Pelo que deixai a mentira e falai a verdade cada um com o seu próximo; porque somos membros uns dos outros" (Ef 4.25). O apóstolo Paulo mostra que engendrar pensamento falso, falar mentira, propalar falsos rumores faz parte do estilo de vida do mundo pagão. Os gentios convertidos à fé cristã tinham pela frente o desafio de mudar o seu padrão de vida; precisavam agora viver como discípulos de Cristo. Verdade é aquilo que corresponde aos fatos, em contraste com qualquer coisa enganosa, a mentira (Dt 13.14; 17.4; is 43.9).

A mentira é o oposto à verdade; trata-se da prática do engano, da falsidade e da traição.

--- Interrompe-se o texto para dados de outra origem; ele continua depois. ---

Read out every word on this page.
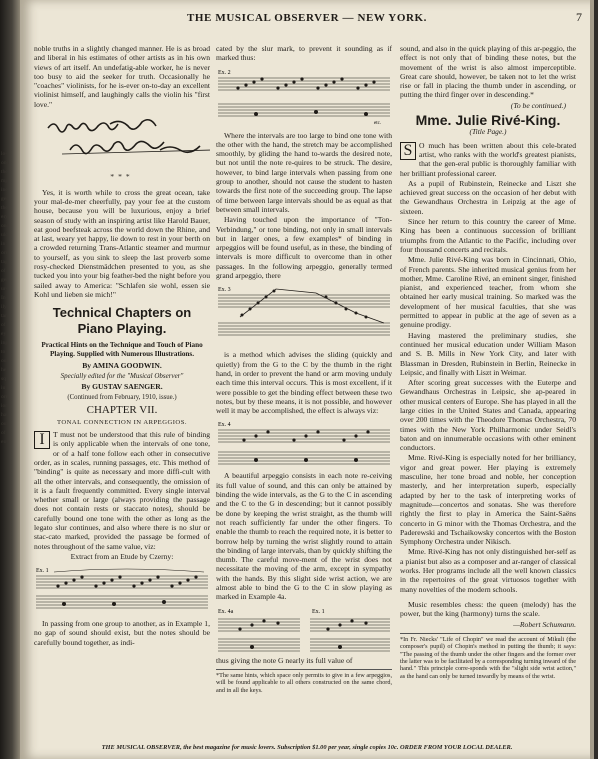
lo-
ond
the
mg
ine
gee
the
ery
one
uld
in
ore
tag
of
ger
ur-
In
ily
tan
of
ey
ing
to
out
he
sq
iu
ore
ion
hat
our
of
ens
THE MUSICAL OBSERVER — NEW YORK.	7

noble truths in a slightly changed manner. He is as broad and liberal in his estimates of other artists as in his own views of art itself. An undefatig-able worker, he is never too busy to aid the seeker for truth. Occasionally he "coaches" violinists, for he is-ever on-to-day an excellent violinist himself, and laughingly calls the violin his "first love."

***

Yes, it is worth while to cross the great ocean, take your mal-de-mer cheerfully, pay your fee at the custom house, because you will be luxurious, enjoy a brief season of study with an inspiring artist like Harold Bauer, eat good beefsteak across the world down the Rhine, and at last, weary yet happy, lie down to rest in your berth on a crowded returning Trans-Atlantic steamer and murmur to yourself, as you sink to sleep the last proverb some rosy-checked Dienstmädchen presented to you, as she tucked you into your big feather-bed the night before you sailed away to America: "Schlafen sie wohl, essen sie Kohl und lieben sie mich!"

Technical Chapters on Piano Playing.
Practical Hints on the Technique and Touch of Piano Playing. Supplied with Numerous Illustrations.
By AMINA GOODWIN.
Specially edited for the "Musical Observer"
By GUSTAV SAENGER.
(Continued from February, 1910, issue.)
CHAPTER VII.
TONAL CONNECTION IN ARPEGGIOS.

I	T must not be understood that this rule of binding is only applicable when the intervals of one tone, or of a half tone follow each other in consecutive order, as in scales, running passages, etc. This method of "binding" is quite as necessary and more diffi-cult with all the other intervals, and consequently, the omission of it is a fault frequently committed. Every single interval whether small or large (always providing the passage does not contain rests or staccato notes), should be carefully bound one tone with the other as long as the legato slur continues, and also where there is no slur or stac-cato marked, provided the passage be formed of notes throughout of the same value, viz:

Extract from an Etude by Czerny:

Ex. 1

In passing from one group to another, as in Example 1, no gap of sound should exist, but the notes should be carefully bound together, as indi-

cated by the slur mark, to prevent it sounding as if marked thus:

Ex. 2
etc.

Where the intervals are too large to bind one tone with the other with the hand, the stretch may be accomplished smoothly, by gliding the hand to-wards the desired note, but not until the note re-quires to be struck. The desire, however, to bind large intervals when passing from one group to another, should not cause the student to hasten towards the first note of the succeeding group. The lapse of time between large intervals should be as equal as that between small intervals.

Having touched upon the importance of "Ton-Verbindung," or tone binding, not only in small intervals but in larger ones, a few examples* of binding in arpeggios will be found useful, as in these, the binding of intervals is more difficult to overcome than in other passages. In the following arpeggio, generally termed grand arpeggio, there

Ex. 3

is a method which advises the sliding (quickly and quietly) from the G to the C by the thumb in the right hand, in order to prevent the hand or arm moving unduly each time this interval occurs. This is most excellent, if it were possible to get the binding effect between these two notes, but by these means, it is not possible, and however well it may be accomplished, the effect is always viz:

Ex. 4

A beautiful arpeggio consists in each note re-ceiving its full value of sound, and this can only be attained by binding the wide intervals, as the G to the C in ascending and the C to the G in descending; but it cannot possibly be done by keeping the wrist straight, as the thumb will not reach sufficiently far under the other fingers. To enable the thumb to reach the required note, it is better to borrow help by turning the wrist slightly round to attain the binding of large intervals, than by quickly shifting the thumb. The careful move-ment of the wrist does not necessitate the moving of the arm, except in sympathy with the hands. By this slight side wrist action, we are almost able to bind the G to the C in slow playing as marked in Example 4a.

Ex. 4a	Ex. 1

thus giving the note G nearly its full value of

*The same hints, which space only permits to give in a few arpeggios, will be found applicable to all others constructed on the same chord, and in all the keys.

sound, and also in the quick playing of this ar-peggio, the effect is not only that of binding these notes, but the movement of the wrist is also almost imperceptible. Great care should, however, be taken not to let the wrist rise or fall in placing the thumb under in ascending, or putting the third finger over in descending.*

(To be continued.)

Mme. Julie Rivé-King.
(Title Page.)

S O much has been written about this cele-brated artist, who ranks with the world's greatest pianists, that the gen-eral public is thoroughly familiar with her brilliant professional career.

As a pupil of Rubinstein, Reinecke and Liszt she achieved great success on the occasion of her debut with the Gewandhaus Orchestra in Leipzig at the age of sixteen.

Since her return to this country the career of Mme. King has been a continuous succession of brilliant triumphs from the Atlantic to the Pacific, including over four thousand concerts and recitals.

Mme. Julie Rivé-King was born in Cincinnati, Ohio, of French parents. She inherited musical genius from her mother, Mme. Caroline Rivé, an eminent singer, finished pianist, and experienced teacher, from whom she obtained her early musical training. So marked was the development of her musical faculties, that she was permitted to appear in public at the age of seven as a genuine prodigy.

Having mastered the preliminary studies, she continued her musical education under William Mason and S. B. Mills in New York City, and later with Blassman in Dresden, Rubinstein in Berlin, Reinecke in Leipsic, and finally with Liszt in Weimar.

After scoring great successes with the Euterpe and Gewandhaus Orchestras in Leipsic, she ap-peared in other musical centers of Europe. She has played in all the large cities in the United States and Canada, appearing over 200 times with the Theodore Thomas Orchestra, 70 times with the New York Philharmonic under Seidl's baton and on innumerable occasions with other eminent conductors.

Mme. Rivé-King is especially noted for her brilliancy, vigor and great power. Her playing is extremely masculine, her tone broad and noble, her conception masterly, and her interpretation superb, especially adapted by her to the task of interpreting works of magnitude—concertos and sonatas. She was therefore rightly the first to play in America the Saint-Saëns concerto in G minor with the Thomas Orchestra, and the Paderewski and Tschaikowsky concertos with the Boston Symphony Orchestra under Nikisch.

Mme. Rivé-King has not only distinguished her-self as a pianist but also as a composer and ar-ranger of classical works. Her programs include all the well known classics in the repertoires of the great virtuosos together with many novelties of the modern schools.

Music resembles chess: the queen (melody) has the power, but the king (harmony) turns the scale.

—Robert Schumann.

*In Fr. Niecks' "Life of Chopin" we read the account of Mikuli (the composer's pupil) of Chopin's method in putting the thumb; it says: "The passing of the thumb under the other fingers and the former over the latter was to be facilitated by a corresponding turning inward of the hand." This principle corre-sponds with the "slight side wrist action," as the hand can only be turned inwardly by means of the wrist.
THE MUSICAL OBSERVER, the best magazine for music lovers. Subscription $1.00 per year, single copies 10c. ORDER FROM YOUR LOCAL DEALER.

No contexto bíblico, a mentira vai além da prática intelectual da desonestidade; é uma distorção do verdadeiro eu e da nossa relação com Deus e com o próximo (1 Jo 2.4; 4.20).

A proibição aqui é a divulgação não oficial e de fonte desconhecida de informação ou notícia no meio do povo de Deus. A lei que manda amar o próximo proíbe o discurso nocivo, ainda mais quando o objetivo é destruir a vida ou a reputação do outro.

A pessoa confiável e de bem guarda segredo e não divulga o que ouve para não prejudicar o próximo.